Market Financial Solutions’ loan book has surpassed its £2bn target, reaching a value of £2.4bn. The specialist lender’s loan book hit the £1bn mark in early 2023 and has more than doubled in size in the years since. The firm said this growth came despite the rising cost of borrowing in this period, broader political and economic uncertainty and a challenging property market. Having “enjoyed a busy start” to 2025, Market Financial Solutions said that it is now aiming to grow its loan book to £3.5bn by the end of the year.
Dudley Building Society has updated its range of mortgage retention products. The latest update includes rate reductions of up to 0.40% on existing retention products, the introduction of discounted rate products and an expansion of its interest-only options. On the lender’s retention products, rates now start from 4.99% and are available at up to 95% LTV. Two-year fixed products now start from 5.09% and 5.24% at 65% and 75% LTV respectively, while two-year discounts start at 5.24% and 5.34% at the same respective LTVs. Furthermore, five-year fixes start at 4.99% at 60% LTV and 5.14% at 75% LTV.

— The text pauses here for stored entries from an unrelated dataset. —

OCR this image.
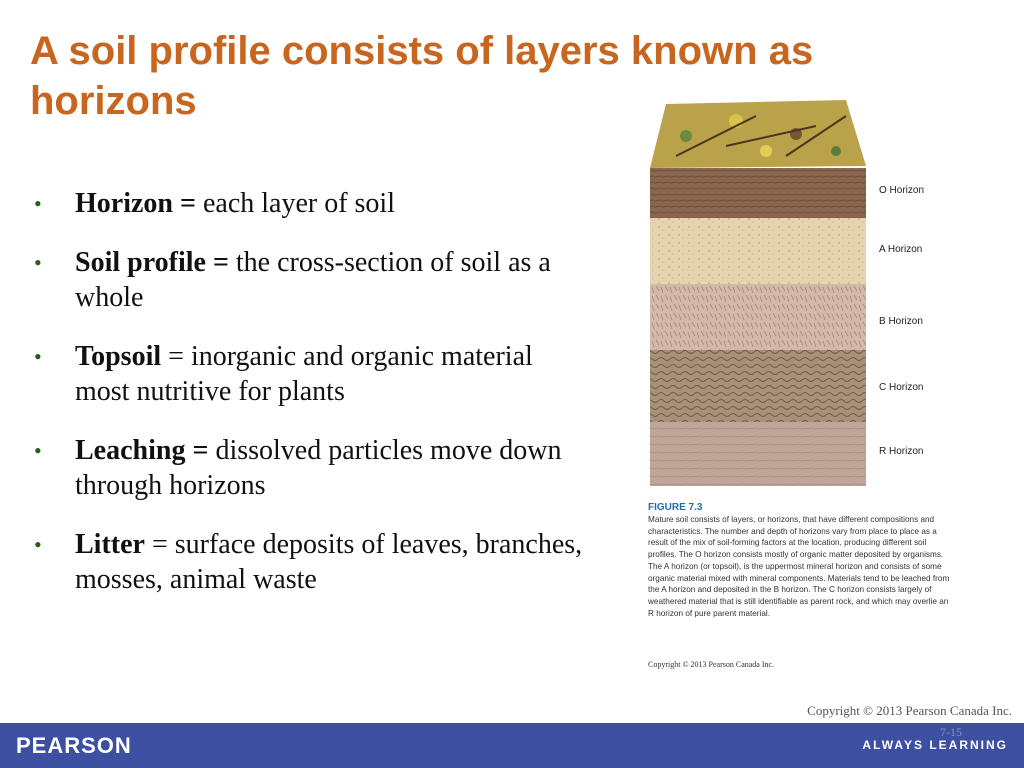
A soil profile consists of layers known as horizons
• Horizon = each layer of soil
• Soil profile = the cross-section of soil as a whole
• Topsoil = inorganic and organic material most nutritive for plants
• Leaching = dissolved particles move down through horizons
• Litter = surface deposits of leaves, branches, mosses, animal waste
O Horizon
A Horizon
B Horizon
C Horizon
R Horizon
FIGURE 7.3
Mature soil consists of layers, or horizons, that have different compositions and characteristics. The number and depth of horizons vary from place to place as a result of the mix of soil-forming factors at the location, producing different soil profiles. The O horizon consists mostly of organic matter deposited by organisms. The A horizon (or topsoil), is the uppermost mineral horizon and consists of some organic material mixed with mineral components. Materials tend to be leached from the A horizon and deposited in the B horizon. The C horizon consists largely of weathered material that is still identifiable as parent rock, and which may overlie an R horizon of pure parent material.
Copyright © 2013 Pearson Canada Inc.
Copyright © 2013 Pearson Canada Inc.
7-15
PEARSON	ALWAYS LEARNING
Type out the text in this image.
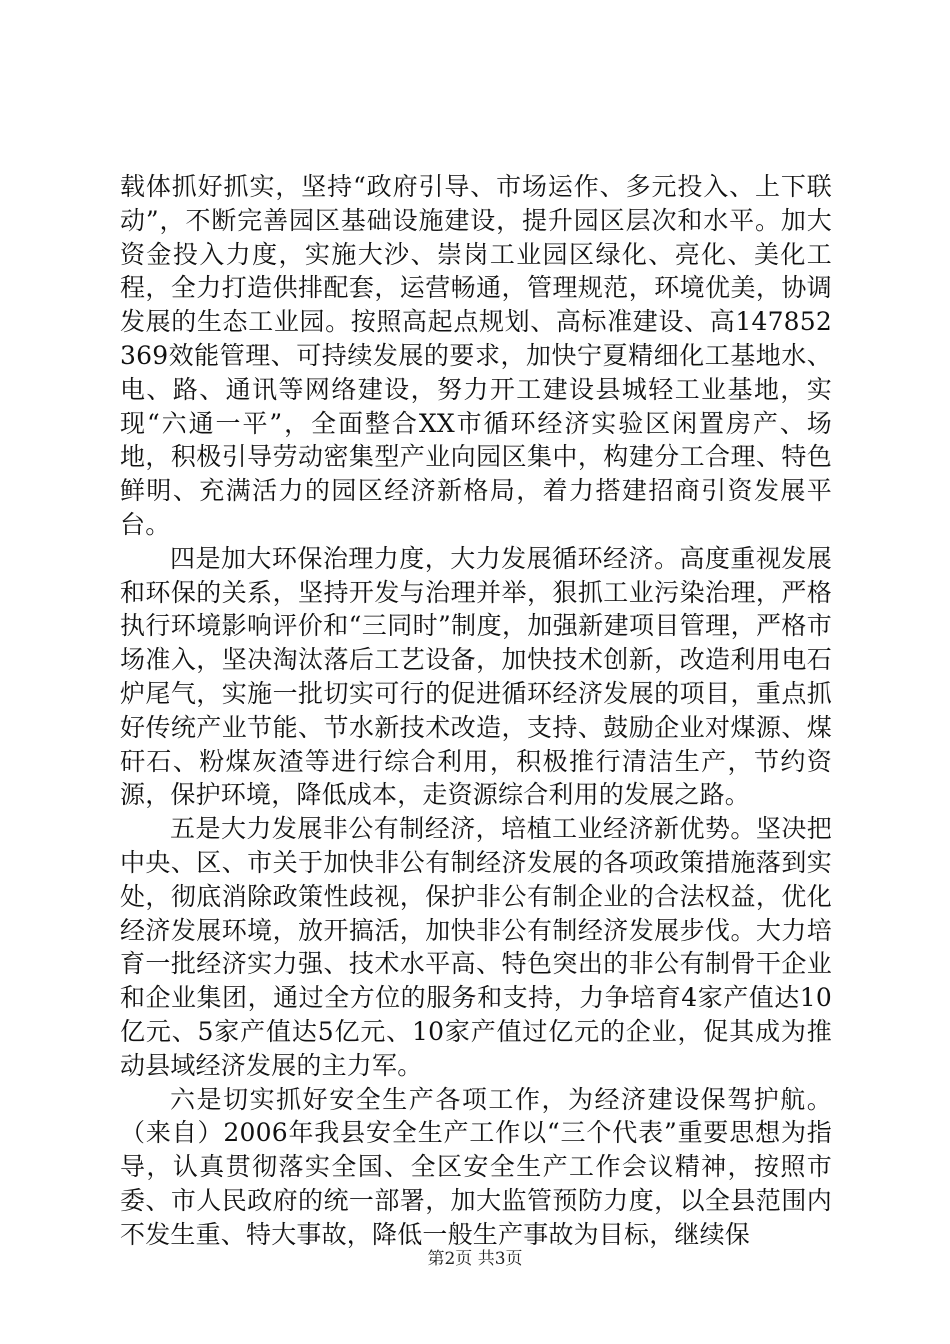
载体抓好抓实，坚持“政府引导、市场运作、多元投入、上下联动”，不断完善园区基础设施建设，提升园区层次和水平。加大资金投入力度，实施大沙、崇岗工业园区绿化、亮化、美化工程，全力打造供排配套，运营畅通，管理规范，环境优美，协调发展的生态工业园。按照高起点规划、高标准建设、高147852369效能管理、可持续发展的要求，加快宁夏精细化工基地水、电、路、通讯等网络建设，努力开工建设县城轻工业基地，实现“六通一平”，全面整合XX市循环经济实验区闲置房产、场地，积极引导劳动密集型产业向园区集中，构建分工合理、特色鲜明、充满活力的园区经济新格局，着力搭建招商引资发展平台。

四是加大环保治理力度，大力发展循环经济。高度重视发展和环保的关系，坚持开发与治理并举，狠抓工业污染治理，严格执行环境影响评价和“三同时”制度，加强新建项目管理，严格市场准入，坚决淘汰落后工艺设备，加快技术创新，改造利用电石炉尾气，实施一批切实可行的促进循环经济发展的项目，重点抓好传统产业节能、节水新技术改造，支持、鼓励企业对煤源、煤矸石、粉煤灰渣等进行综合利用，积极推行清洁生产，节约资源，保护环境，降低成本，走资源综合利用的发展之路。

五是大力发展非公有制经济，培植工业经济新优势。坚决把中央、区、市关于加快非公有制经济发展的各项政策措施落到实处，彻底消除政策性歧视，保护非公有制企业的合法权益，优化经济发展环境，放开搞活，加快非公有制经济发展步伐。大力培育一批经济实力强、技术水平高、特色突出的非公有制骨干企业和企业集团，通过全方位的服务和支持，力争培育4家产值达10亿元、5家产值达5亿元、10家产值过亿元的企业，促其成为推动县域经济发展的主力军。

六是切实抓好安全生产各项工作，为经济建设保驾护航。（来自）2006年我县安全生产工作以“三个代表”重要思想为指导，认真贯彻落实全国、全区安全生产工作会议精神，按照市委、市人民政府的统一部署，加大监管预防力度，以全县范围内不发生重、特大事故，降低一般生产事故为目标，继续保

第2页 共3页
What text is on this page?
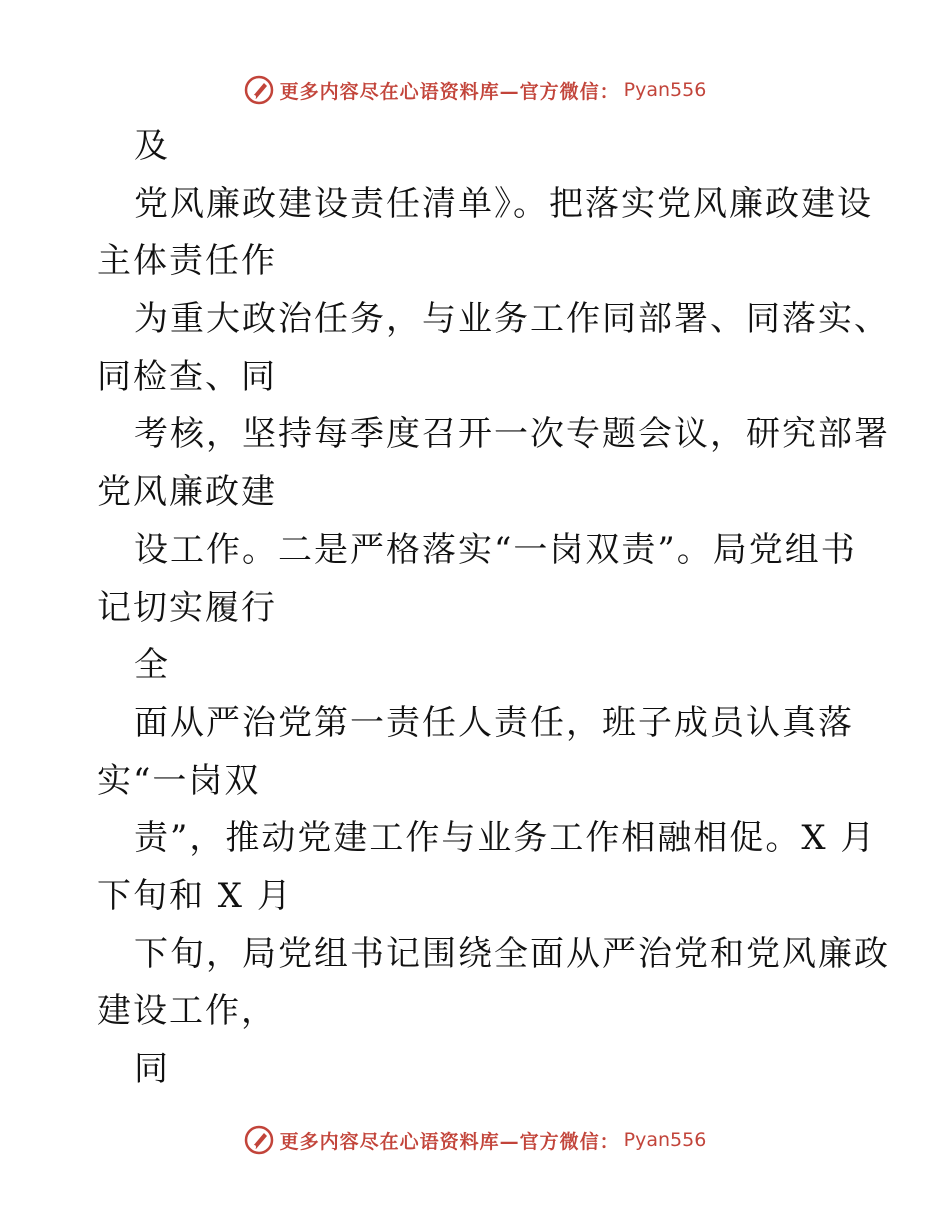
更多内容尽在心语资料库—官方微信： Pyan556
及
党风廉政建设责任清单》。把落实党风廉政建设
主体责任作
为重大政治任务，与业务工作同部署、同落实、
同检查、同
考核，坚持每季度召开一次专题会议，研究部署
党风廉政建
设工作。二是严格落实“一岗双责”。局党组书
记切实履行
全
面从严治党第一责任人责任，班子成员认真落
实“一岗双
责”，推动党建工作与业务工作相融相促。X 月
下旬和 X 月
下旬，局党组书记围绕全面从严治党和党风廉政
建设工作，
同
更多内容尽在心语资料库—官方微信： Pyan556
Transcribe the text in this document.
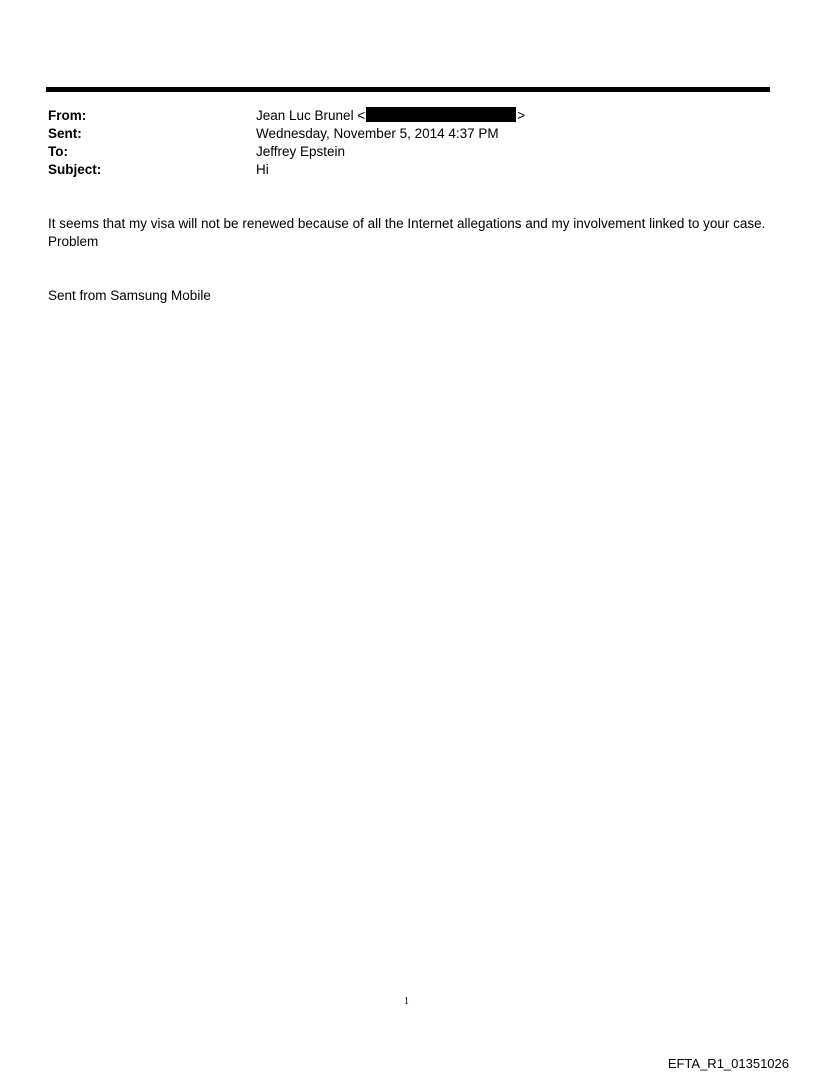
From:	Jean Luc Brunel <	>
Sent:	Wednesday, November 5, 2014 4:37 PM
To:	Jeffrey Epstein
Subject:	Hi

It seems that my visa will not be renewed because of all the Internet allegations and my involvement linked to your case.

Problem

Sent from Samsung Mobile
1
EFTA_R1_01351026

Precise has refreshed its residential product range and has cut rates on its 75% and 85% LTV bands. The lender, which is part of OSB Group, has also introduced new fee options and has dropped selected reversion rates by u to 2.25%. The lender said that changes have been made to “increase choice and offer further flexibility around affordability challenges for brokers with residential customers”. Rates now start at 5.64% on a five-year fix, with the zero fee option expanded and a new £1,495 fee option introduced. These products are available on 75% and 85% LTV options.